MONTREAL -- MNA Dominique Anglade has kicked off her campaign to become the next leader of Quebec's Liberal Party with a message of building a more inclusive and diverse province.

Anglade laid out her ambitions to head up the opposition party at a news conference in her Montreal riding of Saint-Henri - Sainte-Anne Friday morning, with a campaign slogan of 'Building Tomorrow.'

Flanked by Liberal MNAs Carlos Leitao, Helene David, David Birnbaum, Kathleen Weil, Christine St-Pierre, and Greg Kelley, Anglade spoke of building a "strong and inclusive" identity for Quebec.

"I refuse to stay on the sidelines with my arms crossed when I see the seeds of division taking root in Quebec, the home that I love. Therefore I want to take the challenge of becoming your next leader of the Liberal Party," she said. "Quebecers of all stripes need to join together, and this is why my campaign team is building tomorrow."

When asked about the province's controversial secularism law Bill 21, Anglade said she would make changes.

"We're all in favour of laicity but not the way it was done with Bill 21. So one thing – the Liberal Party, under my leadership would not go forward with a notwithstanding clause," she said.

Bill 21 invokes the notwithstanding clause of the Canadian Constitution, which shields legislation from most challenges under the Canadian Charter of Rights and Freedoms.

"Frankly speaking, building Quebec tomorrow goes way beyond that bill that was passed. It's about how do we behave, how do we promote who we are in an inclusive way… Quebec is way greater than that."

If she wins, Anglade would be the first woman and first person of colour elected to lead the party.

Anglade said she hoped her message would reach beyond Montreal and into the CAQ-strong regions of Quebec.

"Whether you're born in Drummondville, whether you're born in Quebec City, whether you're born in Gaspesie – we're all Quebecers," she said. "I think what really matters is we listen to what every region has to say, we stay extremely well connected and beyond listening… taking actions and bringing forward proposals in line with what we see on the ground."

Anglade spent the last six months travelling through the regions, speaking with activists and learning about the issues they face. If elected, she said she plans to build a Charter of Regions.

"I think we have to stop that divide, and we have to build together, and I think we're capable of doing that," she said.

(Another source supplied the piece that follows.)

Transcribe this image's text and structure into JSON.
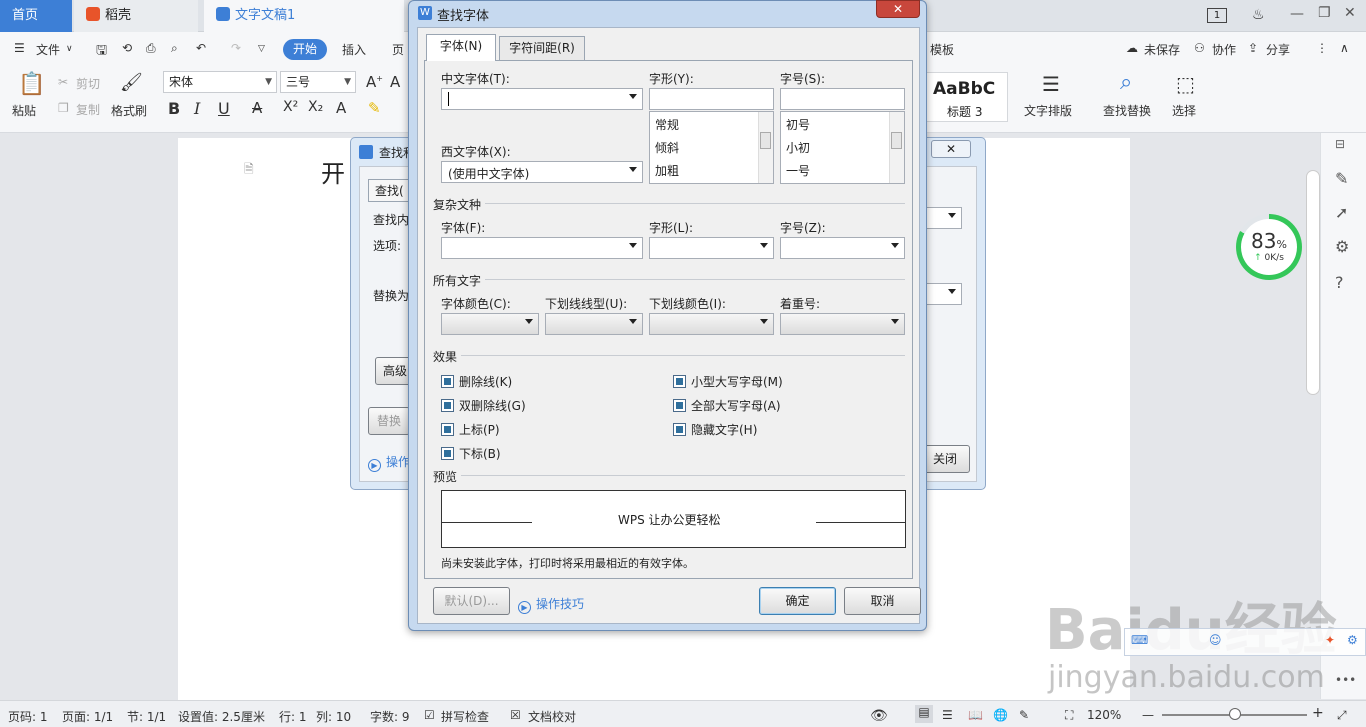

Elected in a 2015 by-election, Anglade served as minister of economic development and innovation and deputy premier of Quebec under Philippe Couillard. 

So far, Anglade is the only Liberal to launch a leadership campaign, but she is expected to face competition: Alexandre Cusson, Drummondville's mayor and the former president of the Union of Quebec Municipalities, intends to kick off his leadership campaign on Saturday.

The Liberal leadership contest officially begins at the end of November at the party's annual general council meeting.